'Opting to just delete the email without reporting it can be almost as damaging'
Despite the increase of business email compromise (BEC) attacks over the past year, a new report has found that a "frighteningly low" number of employees are reporting such encounters.
Abnormal Security revealed that there has been an 81% increase in the BEC attacks between the first and the second half of 2022.
To make matters worse, employees are opening nearly 28% of received attacks between July and December 2022, with an average of 15% of these emails responded to.
Of further concern? Only 2.1% of all known BEC attacks are reported to their employers, with a massive 98% left unreported.
"On top of frighteningly low reporting rates for attacks, the majority of messages reported to security teams aren't even malicious," the report said. "On average, 84% of employee reports to phishing mailboxes are either safe emails or graymail."
Lack of response
Why? Employees believe that someone else will handle it and they fear that they could be reporting emails that aren't malicious attacks.
Some employees also believe that as long as they don't engage with the attacker, they have fulfilled their obligation to the organisation, according to the report.
"But security professionals know that opting to just delete the email without reporting it can be almost as damaging since it eliminates the opportunity for the security team to warn other employees about the attack," the report said.
The findings come as company executives believe that that their next cybersecurity breach will likely because of an internal staff error, according to a survey by EisnerAmper's Outsourced IT Services.
What are BECs?
A business email compromise (BEC) attack is a type of cybercrime where the scammer uses email to "trick someone into sending money or divulging confidential company info," according to Microsoft.
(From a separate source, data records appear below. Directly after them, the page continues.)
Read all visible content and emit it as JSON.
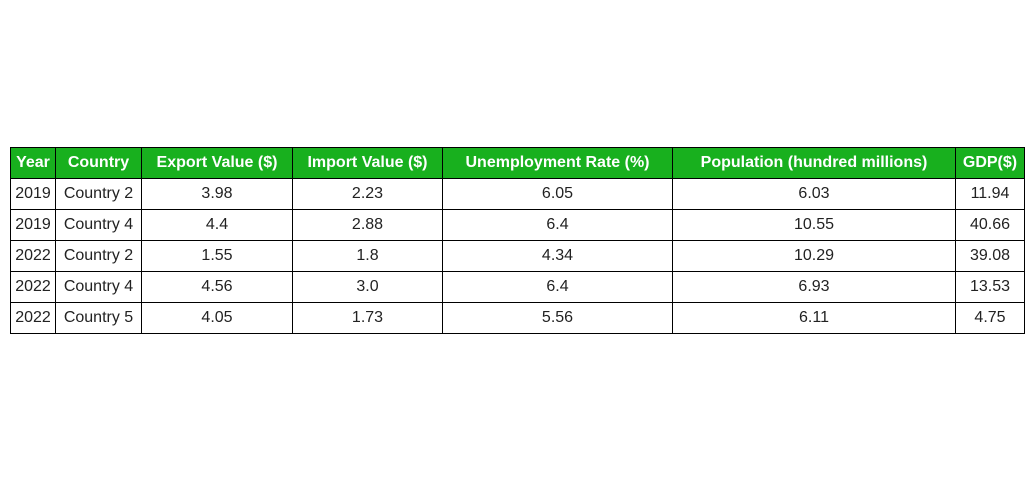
{
  "chart_data": {
    "type": "table",
    "columns": [
      "Year",
      "Country",
      "Export Value ($)",
      "Import Value ($)",
      "Unemployment Rate (%)",
      "Population (hundred millions)",
      "GDP($)"
    ],
    "rows": [
      [
        "2019",
        "Country 2",
        "3.98",
        "2.23",
        "6.05",
        "6.03",
        "11.94"
      ],
      [
        "2019",
        "Country 4",
        "4.4",
        "2.88",
        "6.4",
        "10.55",
        "40.66"
      ],
      [
        "2022",
        "Country 2",
        "1.55",
        "1.8",
        "4.34",
        "10.29",
        "39.08"
      ],
      [
        "2022",
        "Country 4",
        "4.56",
        "3.0",
        "6.4",
        "6.93",
        "13.53"
      ],
      [
        "2022",
        "Country 5",
        "4.05",
        "1.73",
        "5.56",
        "6.11",
        "4.75"
      ]
    ]
  },
  "colors": {
    "header_background": "#18b01e",
    "header_text": "#ffffff",
    "cell_text": "#222222",
    "border": "#000000"
  }
}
However, unlike other forms of email attacks, BEC attacks are "typically text-based," said Abnormal Security. They don't contain malicious URLs or dangerous attachments.
"The same techniques that have been used for thousands of years to con people are the same tactics that are used today for email attacks. The only difference is that criminals are using a computer to do it," said Crane Hassold, director of threat intelligence at Abnormal Security, in a statement.
The average cost of a BEC attack in 2021 around $120,000, according to the company, while 35% of cybercrime losses stem from BEC.
In Singapore, a total of $70.8 million was lost from organisations there due to BEC scams between January and May 2022.
Investing further in email security could also help, according to Abnormal Security, which can ensure that BEC attacks never reach employees in the first place.
"While security awareness training will help reduce the risk of employees engaging with a threat actor, it's even better to minimize the number of attacks they receive in the first place," the report said. "Any time an employee has to assess whether an email is malicious is an opportunity for them to make a mistake — and for an attacker to capitalize."